Replacing two key bridges over the next four years will bring significant improvements in safety and economic growth to Lincoln County, as the Georgia Department of Transportation (GDOT) office of bridges released dates for tender for the replacement of the Broad River Bridge on Highway 79 and the “Crooked Bridge” on SR220 at Soap Creek.
The Broad River Bridge project is now slated for tender award in late summer or early fall 2024, according to Kyle Collins, communications specialist for GDOT East Central Georgia District. Construction is expected to start 2-3 months later, or around July or August 2023.
The award of bids for the Soap Creek Bridge Project is currently set for March 15, 2025, with construction expected to begin in the summer of 2025. Both schedules are subject to change depending on conditions.
Broad river plan
The 734-foot Broad River Bridge was built in 1954. The narrow bridge has no shoulder.
Replacement plans call for leaving the old bridge in place until a new bridge is completed, eliminating any need to close the Elberton Expressway (GA79) during the construction project.
The new bridge will be built on the east side or downstream of the current bridge. The site decision avoids any disturbance to the popular Georgia Freshwater Campground location on the Broad River, and removes any threat to more sensitive archaeological sites on the upstream side of the bridge, such as the Old Canal and the site of the mill.

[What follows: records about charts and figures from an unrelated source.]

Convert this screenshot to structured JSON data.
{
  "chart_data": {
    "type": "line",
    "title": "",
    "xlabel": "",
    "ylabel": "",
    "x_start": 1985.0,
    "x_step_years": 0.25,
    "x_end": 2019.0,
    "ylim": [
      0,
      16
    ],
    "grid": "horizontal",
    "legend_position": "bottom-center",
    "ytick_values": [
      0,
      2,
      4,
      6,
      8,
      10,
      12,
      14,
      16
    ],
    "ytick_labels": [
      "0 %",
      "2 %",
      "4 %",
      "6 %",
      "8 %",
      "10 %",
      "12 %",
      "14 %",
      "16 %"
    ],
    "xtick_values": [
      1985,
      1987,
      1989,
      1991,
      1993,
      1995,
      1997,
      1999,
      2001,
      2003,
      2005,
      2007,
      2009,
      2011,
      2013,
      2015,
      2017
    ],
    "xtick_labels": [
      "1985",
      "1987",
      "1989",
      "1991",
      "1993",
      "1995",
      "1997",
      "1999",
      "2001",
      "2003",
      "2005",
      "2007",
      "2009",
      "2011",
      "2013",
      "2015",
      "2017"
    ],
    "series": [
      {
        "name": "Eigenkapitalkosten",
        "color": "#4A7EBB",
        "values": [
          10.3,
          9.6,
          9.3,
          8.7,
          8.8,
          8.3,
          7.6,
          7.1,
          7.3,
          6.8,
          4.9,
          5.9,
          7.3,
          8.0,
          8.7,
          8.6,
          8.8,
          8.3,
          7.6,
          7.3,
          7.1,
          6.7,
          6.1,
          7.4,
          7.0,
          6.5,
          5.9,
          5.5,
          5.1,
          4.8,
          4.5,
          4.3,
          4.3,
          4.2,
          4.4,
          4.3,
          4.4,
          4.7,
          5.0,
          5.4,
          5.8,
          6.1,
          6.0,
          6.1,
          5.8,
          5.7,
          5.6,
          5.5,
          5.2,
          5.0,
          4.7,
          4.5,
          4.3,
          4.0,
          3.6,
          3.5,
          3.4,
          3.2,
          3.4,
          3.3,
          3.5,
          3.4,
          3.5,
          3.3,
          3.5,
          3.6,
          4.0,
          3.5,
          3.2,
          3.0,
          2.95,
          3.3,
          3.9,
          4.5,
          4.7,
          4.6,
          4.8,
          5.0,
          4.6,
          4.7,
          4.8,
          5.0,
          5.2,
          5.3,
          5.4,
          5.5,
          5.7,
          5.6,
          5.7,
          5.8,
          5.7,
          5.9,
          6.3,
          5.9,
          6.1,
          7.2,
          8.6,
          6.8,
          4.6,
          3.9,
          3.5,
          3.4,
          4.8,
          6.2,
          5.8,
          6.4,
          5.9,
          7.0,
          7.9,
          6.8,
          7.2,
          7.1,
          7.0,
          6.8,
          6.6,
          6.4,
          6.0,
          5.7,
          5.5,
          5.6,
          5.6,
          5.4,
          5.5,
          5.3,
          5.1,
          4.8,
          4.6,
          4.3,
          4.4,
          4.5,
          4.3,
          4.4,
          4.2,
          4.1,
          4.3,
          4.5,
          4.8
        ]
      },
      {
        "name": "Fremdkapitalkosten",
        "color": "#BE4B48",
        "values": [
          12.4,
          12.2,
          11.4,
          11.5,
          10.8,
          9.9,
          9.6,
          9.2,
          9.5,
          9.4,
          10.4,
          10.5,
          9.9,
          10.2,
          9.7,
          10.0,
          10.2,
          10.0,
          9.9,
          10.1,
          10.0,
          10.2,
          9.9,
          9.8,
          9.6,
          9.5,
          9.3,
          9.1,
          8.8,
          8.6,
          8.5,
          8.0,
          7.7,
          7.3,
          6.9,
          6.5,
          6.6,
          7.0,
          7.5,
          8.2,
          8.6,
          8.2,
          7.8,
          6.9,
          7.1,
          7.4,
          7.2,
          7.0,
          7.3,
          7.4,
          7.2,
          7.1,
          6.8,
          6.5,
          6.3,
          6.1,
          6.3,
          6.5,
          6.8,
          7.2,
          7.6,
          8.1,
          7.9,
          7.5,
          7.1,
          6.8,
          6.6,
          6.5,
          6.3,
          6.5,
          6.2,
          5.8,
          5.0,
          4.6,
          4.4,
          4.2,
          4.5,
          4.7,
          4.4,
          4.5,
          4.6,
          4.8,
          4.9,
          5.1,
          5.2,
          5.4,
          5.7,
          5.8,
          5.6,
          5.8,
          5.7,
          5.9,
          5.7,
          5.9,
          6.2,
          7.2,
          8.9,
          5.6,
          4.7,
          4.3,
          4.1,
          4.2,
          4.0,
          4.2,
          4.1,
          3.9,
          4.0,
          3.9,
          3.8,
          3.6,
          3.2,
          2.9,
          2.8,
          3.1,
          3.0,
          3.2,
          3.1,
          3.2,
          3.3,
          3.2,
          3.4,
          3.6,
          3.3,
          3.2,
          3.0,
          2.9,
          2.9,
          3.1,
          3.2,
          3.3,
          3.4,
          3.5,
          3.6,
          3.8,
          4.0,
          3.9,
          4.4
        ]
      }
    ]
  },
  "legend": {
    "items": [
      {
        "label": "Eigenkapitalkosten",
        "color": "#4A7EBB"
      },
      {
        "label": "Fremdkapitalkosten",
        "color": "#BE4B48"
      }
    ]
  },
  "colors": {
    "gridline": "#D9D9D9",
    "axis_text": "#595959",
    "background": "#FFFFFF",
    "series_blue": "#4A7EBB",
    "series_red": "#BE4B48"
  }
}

The new bridge will have 12-foot-wide lanes and 8-foot shoulders on both sides. Construction costs are estimated at $ 5.2 million, with a total cost of $ 6.5 million after including pre-engineering, right-of-way and utility costs.
Soap Stream Plan
The Soap Creek / GA220 Bridge does not yet have a GDOT-approved concept report, but its replacement is now scheduled with a tender scheduled for March 2025 and a public information open house scheduled for June of l ‘next year. The hearing will also be available live online.
While the Broad River project will bring improvements to road safety, the Soap Creek project will also add increased economic development opportunities for the county.
Built in 1952, the current bridge – known locally as the “Crooked Bridge” – has extremely low boat clearance that has prevented larger boats from accessing Soap Creek Marina for nearly 70 years. As the largest private sector tourist attraction in the county, this deficiency has cost Lincoln County lost revenue on sales and property taxes by largely limiting Soap Creek to fishing boats and pontoons that can pass under. the low clearance bridge.
The proposed clearance increase for the replacement deck, coordinated with the U.S. Army Corps of Engineers, is estimated to be 20 feet above the full lake pool, which is 330 feet above the mean level of the sea. For the first time since the marina opened in 1954, it will be able to attract cruise ships, barges and larger sailboats for the rental of boats, the sale of gasoline and convenience stores and access to the Williemacs restaurant.
Current plans call for an âoff-siteâ detour, which means the current bridge will be demolished and the road closed until the new bridge is opened. Using a bridge replacement plan like the one at Broad River is expected to cost an additional $ 1 million. A second bridge would also negatively impact the more intense water flow on Soap Creek and require additional environmental mitigation requirements.